В свете очага усталое лицо женщины, казалось изнуренным и изнеможденным, внезапно нависшая тишина подобно водной глади обхватила пространство вокруг, заставляя даже еле слышимые звуки звенеть и грохотать. Отпустив перекладину, служившую ей опорой, женщина опустилась на пол, и свернувшись словно кошка, обняла всем телом маленький, цвета пожухшей травы, сверток, который сопел и намеривался двигаться, что к слову, давалось ему с трудом, от того сопел и кряхтел он интенсивнее и громче. «Почему не плачет», проносились мысли в затуманенном сознании её; тревога подобно старухе П;ртас, словно  издевалась, понимая что нет сил у хозяйки очага, обессилена. Долгожданного крика всё не было, вместо этого сопел и кряхтел сверточек громче, а почувствовав рядом тепло, он инстинктивно подался ему навстречу, и уперевшись в грудь матери мокрым своим лицом, замер, и как только что появившийся на свет оленёнок, вытянув вперед губы, ухватил теплый сосок. Женщина от неожиданности вздрогнула, но тут же с облегчением вздохнула, и, раскинув руки, будто крылья, плотнее прижала своё дитя к себе, а оно  зашевелилось, оставшись недовольным, тем, что тревожат его.

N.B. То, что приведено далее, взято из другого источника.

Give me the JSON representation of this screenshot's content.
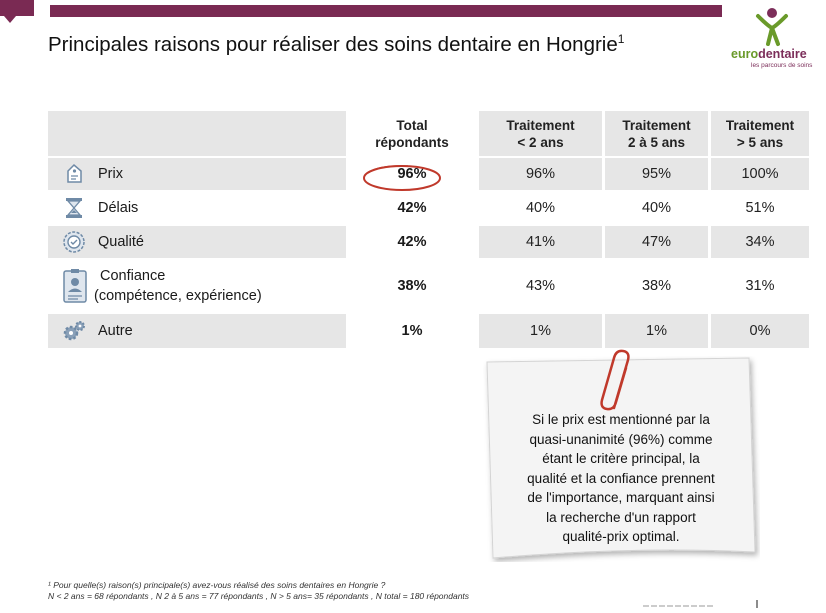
{
  "header": {
    "title": "Principales raisons pour réaliser des soins dentaire en Hongrie",
    "title_sup": "1"
  },
  "logo": {
    "name_part1": "euro",
    "name_part2": "dentaire",
    "tagline": "les parcours de soins",
    "colors": {
      "green": "#6a9a2a",
      "purple": "#7c2e5a"
    }
  },
  "table": {
    "columns": [
      {
        "line1": "Total",
        "line2": "répondants"
      },
      {
        "line1": "Traitement",
        "line2": "< 2 ans"
      },
      {
        "line1": "Traitement",
        "line2": "2 à 5 ans"
      },
      {
        "line1": "Traitement",
        "line2": "> 5 ans"
      }
    ],
    "rows": [
      {
        "icon": "price-tag-icon",
        "label": "Prix",
        "label2": "",
        "total": "96%",
        "lt2": "96%",
        "y2to5": "95%",
        "gt5": "100%"
      },
      {
        "icon": "hourglass-icon",
        "label": "Délais",
        "label2": "",
        "total": "42%",
        "lt2": "40%",
        "y2to5": "40%",
        "gt5": "51%"
      },
      {
        "icon": "quality-seal-icon",
        "label": "Qualité",
        "label2": "",
        "total": "42%",
        "lt2": "41%",
        "y2to5": "47%",
        "gt5": "34%"
      },
      {
        "icon": "id-badge-icon",
        "label": "Confiance",
        "label2": "(compétence, expérience)",
        "total": "38%",
        "lt2": "43%",
        "y2to5": "38%",
        "gt5": "31%"
      },
      {
        "icon": "gears-icon",
        "label": "Autre",
        "label2": "",
        "total": "1%",
        "lt2": "1%",
        "y2to5": "1%",
        "gt5": "0%"
      }
    ]
  },
  "note": {
    "text_lines": [
      "Si le prix est mentionné par la",
      "quasi-unanimité (96%) comme",
      "étant le critère principal, la",
      "qualité et la confiance prennent",
      "de l'importance, marquant ainsi",
      "la recherche d'un rapport",
      "qualité-prix optimal."
    ]
  },
  "footnote": {
    "line1": "¹ Pour quelle(s) raison(s) principale(s) avez-vous réalisé des soins dentaires en Hongrie ?",
    "line2": "N < 2 ans = 68 répondants ,  N  2 à 5 ans = 77 répondants , N > 5 ans= 35 répondants , N total = 180 répondants"
  },
  "colors": {
    "accent_bar": "#7a2a53",
    "row_shade": "#e6e6e6",
    "highlight_circle": "#c0392b",
    "paperclip": "#c0392b"
  }
}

И вот глаза их встретились.  Смутно различая, что и кто перед ним, малыш тем ни менее чувствовал мать: её тепло, любовь и заботу, она пахла дымом костра, разнотравьем лугов, ароматами леса; и тонкие нотки каждой травинки и деревца, заполняли сознание его, рисуя мир, который она хочет дать ему.
Слегка мутные глубокие глаза, широкий нос, взгляд от которого не в силах  оторваться, будто смотришь в родник, прозрачная вода которого увлекает куда-то в глубину, манит, и вот уже нет вокруг ничего, только ты и эта глубина. «Весь в отца», - подумала женщина. – «И молчалив так же». 
Темно. Холодно. Тяжело дышать от того на грудь давит что-то большое и неподъёмное, да и воздуха словно нет; каждый вздох даётся с огромным трудом.  Тело онемело и ощущает холод уже даже не кожей, а костями, они словно начинают покрываться инеем и обрастать когтистой шугой. Охотник, едва придя в сознание, почувствовал, что вновь начинает провалиться в пустоту, но оттуда внезапно раздался громкий детский плач: «уа, уа, уа». Мужчина вновь открыл глаза, всё так же ничего не видно, да вот только справа тьма кажется чуть светлее. Он понемногу стал разминать руку: сначала пальцы, потом кисть – и вот уже покалывания дошли до плеча, рука стала сгибаться в локте. Как только появились первые неловкие, судорожные движения телом, свет справа словно усилился. Охотник согнул насколько смог руку и выбросил ее обратно, стараясь податься следом всем телом. Пальцы, пробив корку снега, ощутили кожей мороз, а вернувшись обратно, открыли небольшой просвет, через который в глаза охотнику ударил непривычно яркий свет луны. Когда глаза немного привыкли, мужчина осмотрелся вокруг, насколько это было возможно. Он оказался прижат к земле, покрытой снегом, собственной лыжей, на которую давил огромный сук кедра, и если бы не она, то ветка легко проткнула бы самого охотника, отправив его раньше срока в нижний мир, на встречу с предками.  Размяв вторую руку, он стал делать круговые движения плечами и лопатками, стараясь размягчить снежный покров под собой, и понемногу стал проваливаться вниз, ощутив, что дерево при этом не опускается вместе с ним, давая небольшую слабину. Дышать стало немного легче. Правой рукой охотник сначала увеличил  просвет, а затем стал смещаться в сторону спасительного лаза.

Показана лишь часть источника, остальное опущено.